Flavonoids Sanggenon O, EGCG and Chamaejasmin were all potentially able to inhibit Dengue virus replication by blocking the Asn-130 glycosylation site of the viral protein Non Structural protein 1 (NS1)[26]. Baicalin, a flavonoid derived from Scutellaria baicalensis (Lamiaceae), exhibited viricidal activity against Dengue Virus-2 (DENV-2) extracellular virions with IC50 = 19.6 ± 0.2 µM, exerted an anti-adsorption effect with IC50 = 40.5 ± 0.4 µM and also inhibited virus replication with IC50 = 30.2 ± 0.2 µM[27]. Studies of the antiviral effects of the flavonoids fisetin, quercetagetin, and pinocembrin showed that fisetin can inhibit the replication molecular machineries of Dengue virus and Enterovirus A71[33]. Furthermore, other antiviral mechanisms of the pinocembrin consist in targeting the molecular machinery used by the Zika virus to replicate its own genome inside the host cells[25]. This flavanone acts on the post-entry processes of Zika virus replication cycle through the inhibition of both viral RNA production and synthesis of envelope proteins[25].

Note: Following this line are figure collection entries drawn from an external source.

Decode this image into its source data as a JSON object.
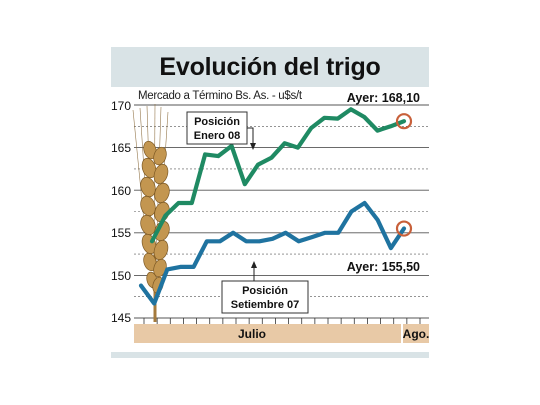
{
  "title": "Evolución del trigo",
  "subtitle": "Mercado a Término Bs. As. - u$s/t",
  "colors": {
    "enero_line": "#1f8a63",
    "setiembre_line": "#1f73a0",
    "marker": "#c8603a",
    "x_band": "#e8c9a6",
    "header_band": "#d9e3e6"
  },
  "icons": {
    "wheat": "wheat-ear-icon"
  },
  "chart_data": {
    "type": "line",
    "ylim": [
      145,
      170
    ],
    "y_ticks": [
      "145",
      "150",
      "155",
      "160",
      "165",
      "170"
    ],
    "x_labels": [
      "Julio",
      "Ago."
    ],
    "grid": "horizontal",
    "series": [
      {
        "name": "Posición Enero 08",
        "values": [
          154.0,
          157.0,
          158.5,
          158.5,
          164.2,
          164.0,
          165.2,
          160.7,
          163.0,
          163.8,
          165.5,
          165.0,
          167.3,
          168.5,
          168.4,
          169.5,
          168.6,
          167.0,
          167.5,
          168.1
        ]
      },
      {
        "name": "Posición Setiembre 07",
        "values": [
          148.8,
          146.7,
          150.7,
          151.0,
          151.0,
          154.0,
          154.0,
          155.0,
          154.0,
          154.0,
          154.3,
          155.0,
          154.0,
          154.5,
          155.0,
          155.0,
          157.5,
          158.5,
          156.5,
          153.2,
          155.5
        ]
      }
    ],
    "annotations": [
      {
        "label": "Ayer: 168,10"
      },
      {
        "label": "Ayer: 155,50"
      },
      {
        "label_line1": "Posición",
        "label_line2": "Enero 08"
      },
      {
        "label_line1": "Posición",
        "label_line2": "Setiembre 07"
      }
    ]
  }
}
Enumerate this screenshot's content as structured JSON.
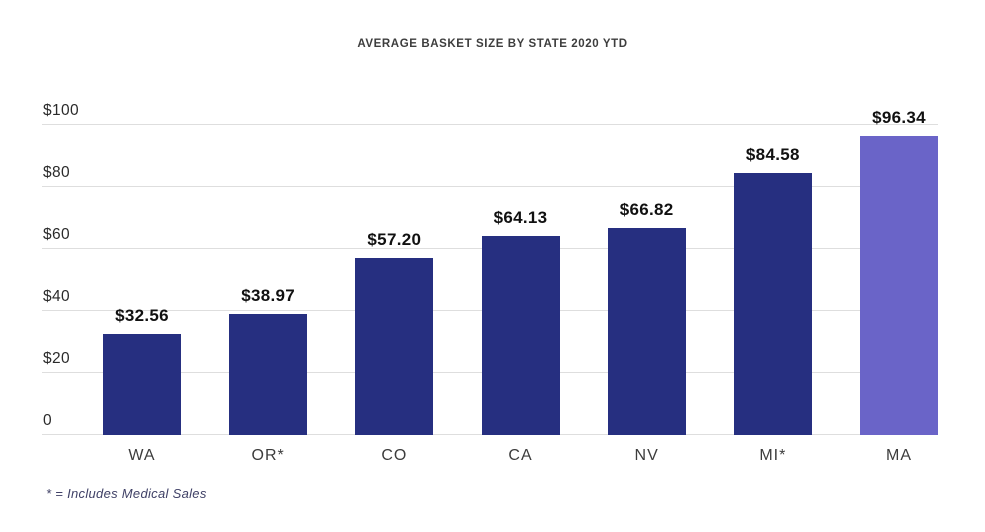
{
  "chart_data": {
    "type": "bar",
    "title": "AVERAGE BASKET SIZE BY STATE 2020 YTD",
    "categories": [
      "WA",
      "OR*",
      "CO",
      "CA",
      "NV",
      "MI*",
      "MA"
    ],
    "values": [
      32.56,
      38.97,
      57.2,
      64.13,
      66.82,
      84.58,
      96.34
    ],
    "value_labels": [
      "$32.56",
      "$38.97",
      "$57.20",
      "$64.13",
      "$66.82",
      "$84.58",
      "$96.34"
    ],
    "y_ticks": [
      {
        "value": 100,
        "label": "$100"
      },
      {
        "value": 80,
        "label": "$80"
      },
      {
        "value": 60,
        "label": "$60"
      },
      {
        "value": 40,
        "label": "$40"
      },
      {
        "value": 20,
        "label": "$20"
      },
      {
        "value": 0,
        "label": "0"
      }
    ],
    "ylim": [
      0,
      100
    ],
    "grid": true,
    "legend": false,
    "highlight_index": 6,
    "footnote": "* = Includes Medical Sales"
  },
  "colors": {
    "bar_default": "#262F80",
    "bar_highlight": "#6A64C8",
    "gridline": "#DEDEDE",
    "title_text": "#3D3D3D",
    "axis_text": "#3C3C3C",
    "value_text": "#111111",
    "footnote_text": "#3F4066"
  }
}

Interestingly, the plant Moringa oleifera Lam (Moringaceae) provides a rich and rare combination of several phytochemicals, including the flavonoids quercetin and kaempferol, and its leaves extract can be applied as a prophylactic or therapeutic anti-HSV-1 medicine[34]. The extract obtained from Moringa oleifera Lam remarkably reduced the plaque formation induced by wt HSV, thymidine kinase-deficient HSV and phosphonoacetate-resistant HSV strains[34]. Furthermore, the extract obtained from Erythrina speciosa possessed antiviral properties against the HSV-1 virus, mainly due to vitexin which exhibited an antiviral activity with EC50 = 80.9 ± 6.2 µM, exerted through the interaction of this flavone with the binding pocket of HSV-1 thymidine kinase[17].
Vitexin and luteolin from Aspalathus linearis (Fabaceae) showed antiviral activity against RRV with IC50 of 129 μM and 116 μM, respectively; interestingly, apigenin-7-O-glucoside from Melissa officinalis (Labiateae) inhibited viral growth, with an IC50 of 150 μM, through the reduction of the number of RRV-induced plaques in infected MA104 cells[18].
Tangeretin and nobiletin, two polymethoxyflavones extracted from Citrus reticulate “Chachi”, possess anti-RSV properties. Tangeretin exhibited a dose-dependent inhibition of RSV-induced plaque formation on HEp-2 cells, through inhibition of RSV entry into host cells and viral replication. Furthermore, tangeretin decreased the levels of RSV phosphoprotein (P protein), which is associated with the viral genome to form the holo-nucleocapsid. The extent of the antiviral effect of this phytochemical was comparable to the conventional antiviral drug ribavirin[28].